Without doubt, he is a genius, a giant in the world of music. But, from my point of view, I will always think of him as a great jazz pianist.
Tuesday, 5 April 2005
Keep Your Eye On The Ball
Topic: In the News
A major new iniative to raise awareness of male cancer has just been launched by the England Football Team
with well known players taking time out of their training to encourage fans to to check themselves regularly for unusual lumps. The "Keep Your Eye On The Ball" campaign, which is now in its fourth year, is being promoted by The Professional Footballers’ Association, The Football Association and the Everyman Campaign
. Its aims are to raise awareness of testicular and prostate cancer among players and fans.
Testicular cancer is the most common form of cancer among men aged 18 to 35, which is also the average span of a player's career. If caught early, the cancers can be cured in 96% of cases. Several football players, including Alan Stubbs and Neil Harris, have had testicular cancer but all are now fully recovered and continuing with their careers, demonstrating the importance of early diagnosis and treatment.
Prostate cancer has become the most common cancer in men. The majority of men with prostate cancer are aged over 60 years, with an average age at the time of diagnosis of 75 years. Although this cancer can also occur in younger individuals, it is very rare under the age of 50.
There are many ways to support this campaign - you could take part in a running event
or even make a parachute jump.
Monday, 4 April 2005
Oliver Goldsmith (1728-1774)
Topic: Poetry and Poets
I have a lovely little book on The Poetical and Prose Works of Oliver Goldsmith with Life.
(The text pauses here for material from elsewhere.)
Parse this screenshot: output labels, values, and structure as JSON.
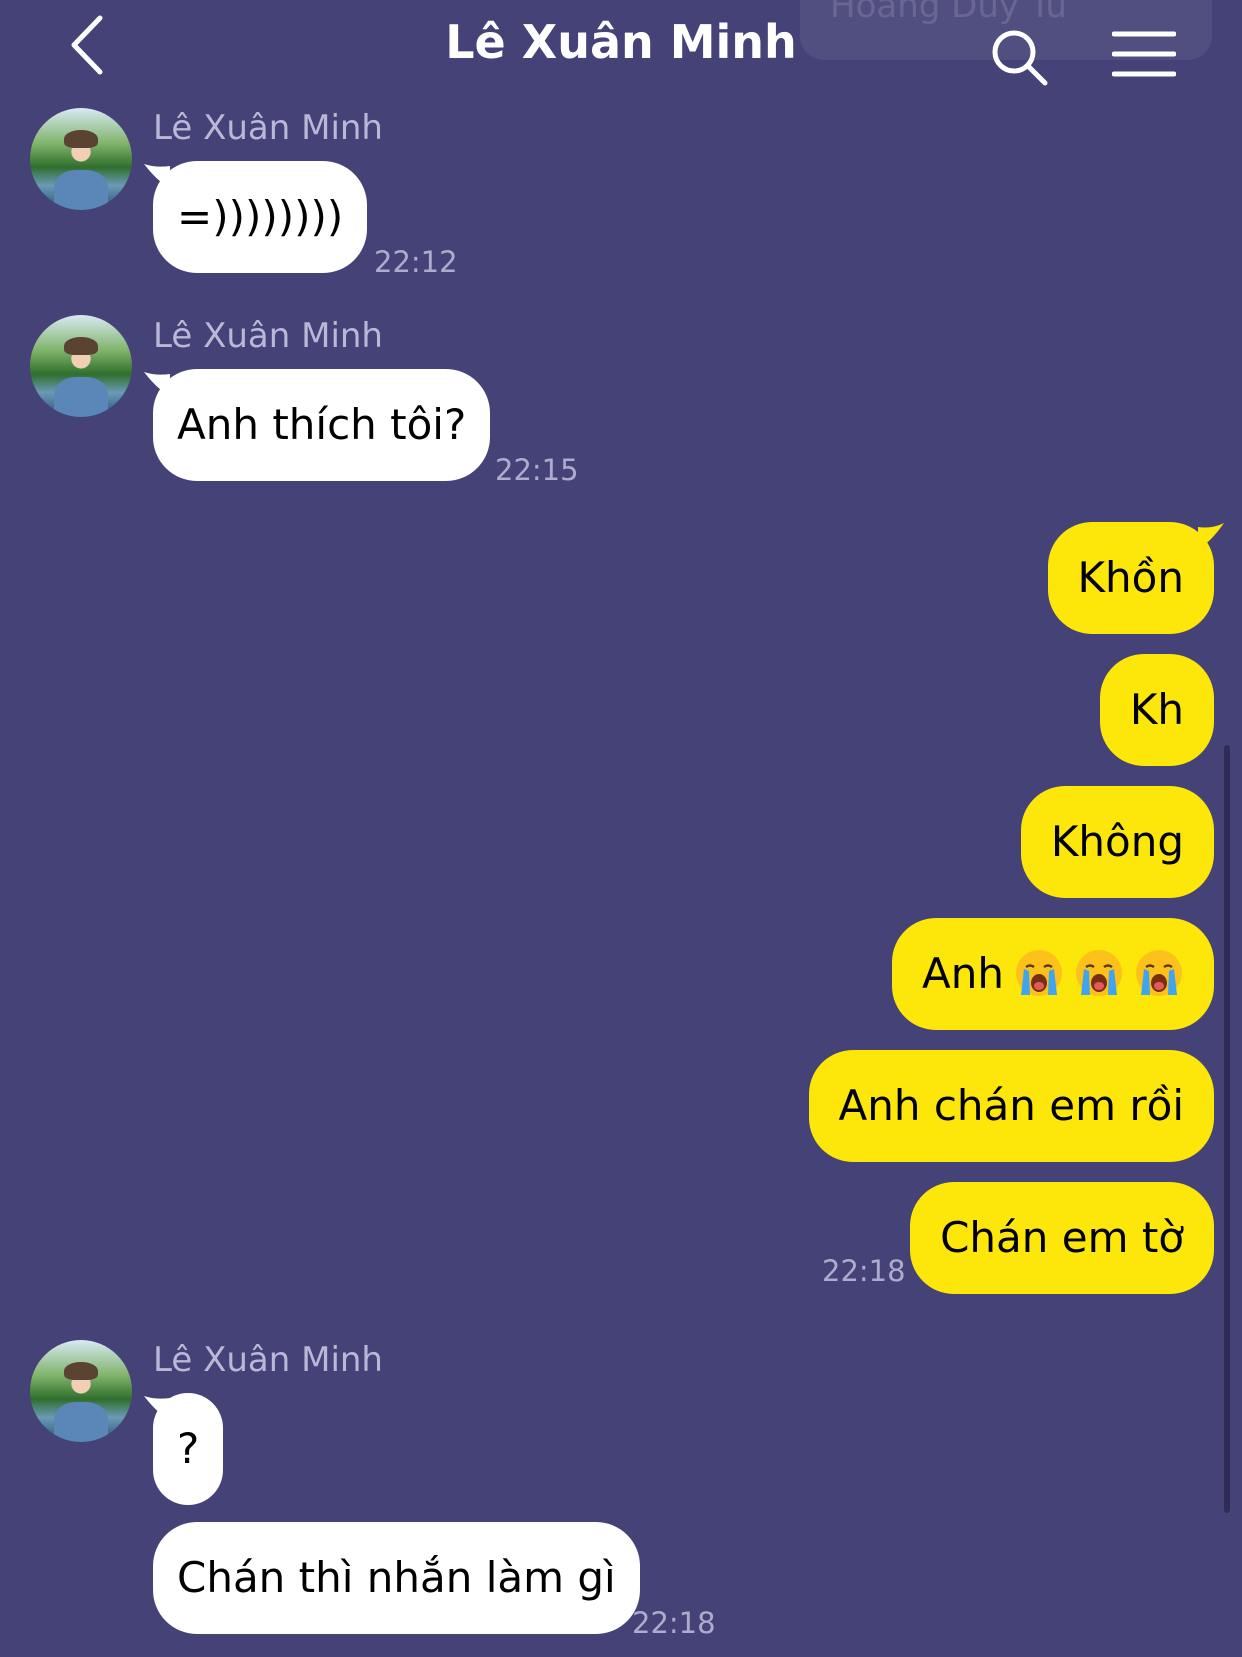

Published by Gall and Inglis of 6 George Street, Edinburgh, it has 'Eight Engravings on Steel' and is leather bound with gold decoration. No date but probably circa 1860.
I had been puzzled by the conflict in the published dates for the birth of Oliver Goldmith but this book explains why. According to the flysheet of his father's family bible, "Oliver Goldsmith was born at Pallas, November ye 10th 17__." The last two figures having been lost with the margin of the leaf; but, from other sources, he is known to have been born in 1728
. Apparently, even the monument erected to him in Westminster Abbey, bearing a Latin inscription from Dr. Samuel Johnson, got it wrong.
Oliver Goldsmith's works include "The Vicar of Wakefield", "She Stoops to Conquer" and "The Good Natured Man". He wrote many poems and also penned numerous essays. His friends included Dr. Samuel Johnson, Sir Joshua Reynolds and Edmund Burke.
Here is an extract from his poem, "The Traveller", first published at the 'close of 1764'. It established his reputation as a poet.
Eternal blessings crown my earliest friend,
And round his dwelling guardian saints attend!
Blest be that spot, where cheerful guests retire
To pause from toil, and trim their evening fire;
Blest that abode, where want and pain repair,
And every stranger finds a ready chair;
Blest be those feasts with simple plenty crown'd,
Where all the ruddy family around
Laugh at the jests or pranks that never fail,
Or sigh with pity at some mournful tale;
Or press the bashful stranger to his food,
And learn the luxury of doing good.
[extract: second verse]
Oliver Goldsmith died in London from a fever in the 'forty-sixth year of his age' on 4th April 1774.